Currently TLS is used for mariadb to mariadb connections for things like replication as well as some adhoc clients such as the promethious exporter
Mcrouter does not use the Puppet CA instead it has its own CA managed by cergen more information can be found on the mcrouter page. Mcrouter in eqiad establishes TLS connections to 4 Mcrouters in codfw to allow cross-dc replication when needed. Same thing happens vice-versa of course.
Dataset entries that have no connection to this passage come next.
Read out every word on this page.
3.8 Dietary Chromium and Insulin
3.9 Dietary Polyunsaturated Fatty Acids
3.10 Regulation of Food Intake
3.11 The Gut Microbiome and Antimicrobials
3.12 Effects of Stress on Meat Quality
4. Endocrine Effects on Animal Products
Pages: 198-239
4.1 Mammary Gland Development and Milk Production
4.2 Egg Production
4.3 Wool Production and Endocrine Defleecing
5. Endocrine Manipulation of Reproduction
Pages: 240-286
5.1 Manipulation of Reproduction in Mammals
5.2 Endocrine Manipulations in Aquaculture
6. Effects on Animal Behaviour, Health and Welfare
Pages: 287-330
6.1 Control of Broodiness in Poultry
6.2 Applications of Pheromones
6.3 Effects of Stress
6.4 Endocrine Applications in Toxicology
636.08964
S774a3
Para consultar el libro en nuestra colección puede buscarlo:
TLS is not used from client to Mcrouter or from Mcrouter to Memcached.
Hadoop does not use the Puppet CA instead it has its own CA managed by cergen. The certificates issues by the hadoop CA are used to provide TLS authentication to the connections between Mappers/Shufflers/Reducers during Map-Reduce jobs.
Cassandra does not use the Puppet CA instead it has its own CA managed by by a python script cassandra-ca-manager (a precurser to cergen). The certificates issues by the Cassandra CA are used to provide TLS authentication to the connections between the cassandra nodes.